Facebook said it may pull news content from its platform in Canada in response to the Liberal government’s Bill C-18, which would force the company to share revenue with news publishers.
The post comes after the House of Commons heritage committee failed to invite Facebook to appear at its study of the legislation. The company confirmed to the National Post earlier in the week it hadn’t been invited.
It said in the blog post that it was “surprised not to receive an invitation to participate, particularly given public comments by lawmakers that this law is targeted at Facebook.”
Bill C-18 is aimed at both Facebook and Google, and would force them to reach commercial deals with publishers, under the threat of mandatory arbitration. The two companies could end up funding 30 per cent of the cost of producing news in Canada, the Parliamentary Budget Officer has estimated.

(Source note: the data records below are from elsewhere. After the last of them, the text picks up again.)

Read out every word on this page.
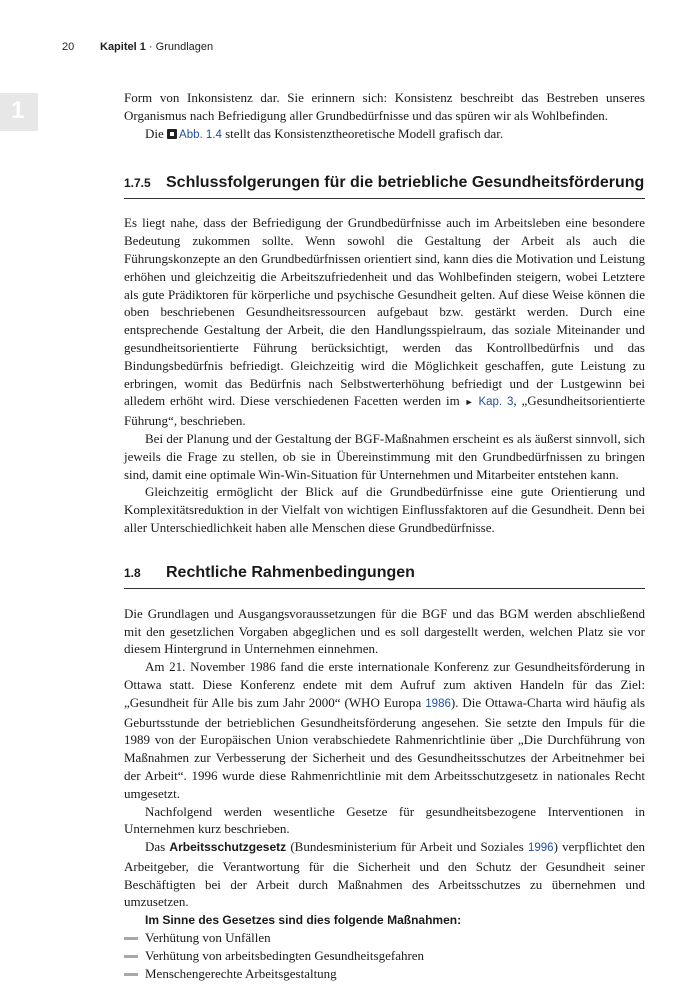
20 Kapitel 1 · Grundlagen
1	Form von Inkonsistenz dar. Sie erinnern sich: Konsistenz beschreibt das Bestreben unseres Organismus nach Befriedigung aller Grundbedürfnisse und das spüren wir als Wohlbefinden.

Die Abb. 1.4 stellt das Konsistenztheoretische Modell grafisch dar.

1.7.5 Schlussfolgerungen für die betriebliche Gesundheitsförderung

Es liegt nahe, dass der Befriedigung der Grundbedürfnisse auch im Arbeitsleben eine besondere Bedeutung zukommen sollte. Wenn sowohl die Gestaltung der Arbeit als auch die Führungskonzepte an den Grundbedürfnissen orientiert sind, kann dies die Motivation und Leistung erhöhen und gleichzeitig die Arbeitszufriedenheit und das Wohlbefinden steigern, wobei Letztere als gute Prädiktoren für körperliche und psychische Gesundheit gelten. Auf diese Weise können die oben beschriebenen Gesundheitsressourcen aufgebaut bzw. gestärkt werden. Durch eine entsprechende Gestaltung der Arbeit, die den Handlungsspielraum, das soziale Miteinander und gesundheitsorientierte Führung berücksichtigt, werden das Kontrollbedürfnis und das Bindungsbedürfnis befriedigt. Gleichzeitig wird die Möglichkeit geschaffen, gute Leistung zu erbringen, womit das Bedürfnis nach Selbstwerterhöhung befriedigt und der Lustgewinn bei alledem erhöht wird. Diese verschiedenen Facetten werden im ► Kap. 3, „Gesundheitsorientierte Führung“, beschrieben.

Bei der Planung und der Gestaltung der BGF-Maßnahmen erscheint es als äußerst sinnvoll, sich jeweils die Frage zu stellen, ob sie in Übereinstimmung mit den Grundbedürfnissen zu bringen sind, damit eine optimale Win-Win-Situation für Unternehmen und Mitarbeiter entstehen kann.

Gleichzeitig ermöglicht der Blick auf die Grundbedürfnisse eine gute Orientierung und Komplexitätsreduktion in der Vielfalt von wichtigen Einflussfaktoren auf die Gesundheit. Denn bei aller Unterschiedlichkeit haben alle Menschen diese Grundbedürfnisse.

1.8	Rechtliche Rahmenbedingungen

Die Grundlagen und Ausgangsvoraussetzungen für die BGF und das BGM werden abschließend mit den gesetzlichen Vorgaben abgeglichen und es soll dargestellt werden, welchen Platz sie vor diesem Hintergrund in Unternehmen einnehmen.

Am 21. November 1986 fand die erste internationale Konferenz zur Gesundheitsförderung in Ottawa statt. Diese Konferenz endete mit dem Aufruf zum aktiven Handeln für das Ziel: „Gesundheit für Alle bis zum Jahr 2000“ (WHO Europa 1986). Die Ottawa-Charta wird häufig als Geburtsstunde der betrieblichen Gesundheitsförderung angesehen. Sie setzte den Impuls für die 1989 von der Europäischen Union verabschiedete Rahmenrichtlinie über „Die Durchführung von Maßnahmen zur Verbesserung der Sicherheit und des Gesundheitsschutzes der Arbeitnehmer bei der Arbeit“. 1996 wurde diese Rahmenrichtlinie mit dem Arbeitsschutzgesetz in nationales Recht umgesetzt.

Nachfolgend werden wesentliche Gesetze für gesundheitsbezogene Interventionen in Unternehmen kurz beschrieben.

Das Arbeitsschutzgesetz (Bundesministerium für Arbeit und Soziales 1996) verpflichtet den Arbeitgeber, die Verantwortung für die Sicherheit und den Schutz der Gesundheit seiner Beschäftigten bei der Arbeit durch Maßnahmen des Arbeitsschutzes zu übernehmen und umzusetzen.

Im Sinne des Gesetzes sind dies folgende Maßnahmen:
Verhütung von Unfällen
Verhütung von arbeitsbedingten Gesundheitsgefahren
Menschengerechte Arbeitsgestaltung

Google appeared at committee earlier this week, though Colin McKay, Google Canada’s head of public policy and government relations, said in an interview after the meeting the company had specifically asked to appear. It outlined a number of concerns with the legislation and is asking the government to make amendments.
This isn’t the first time Meta has said pulling news content from Canada was a potential response to the legislation. Rachel Curran, the public policy manager for Canada at Meta, told a parliamentary committee earlier this year doing so wasn’t off the table.
The company did exactly that in Australia last year when that country passed legislation similar to C-18, which Canada’s bill is modeled after.
Meta changed course on its move and restored news content to Facebook a week later.
On Friday, Heritage Minister Pablo Rodriguez accused Meta of continuing “to pull from their playbook used in Australia.”
“At the end of the day, we want to make sure Canada has a free and independent press, it’s fundamental to our democracy. Canadians need to have access to accurate and reliable news. All we’re asking the tech giants like Facebook to do is negotiate fair deals with news outlets when they profit from their work,” he said in an emailed statement.
Meta said in its blog post Friday that it has “repeatedly shared with the government that news content is not a draw for our users and is not a significant source of revenue for our company.”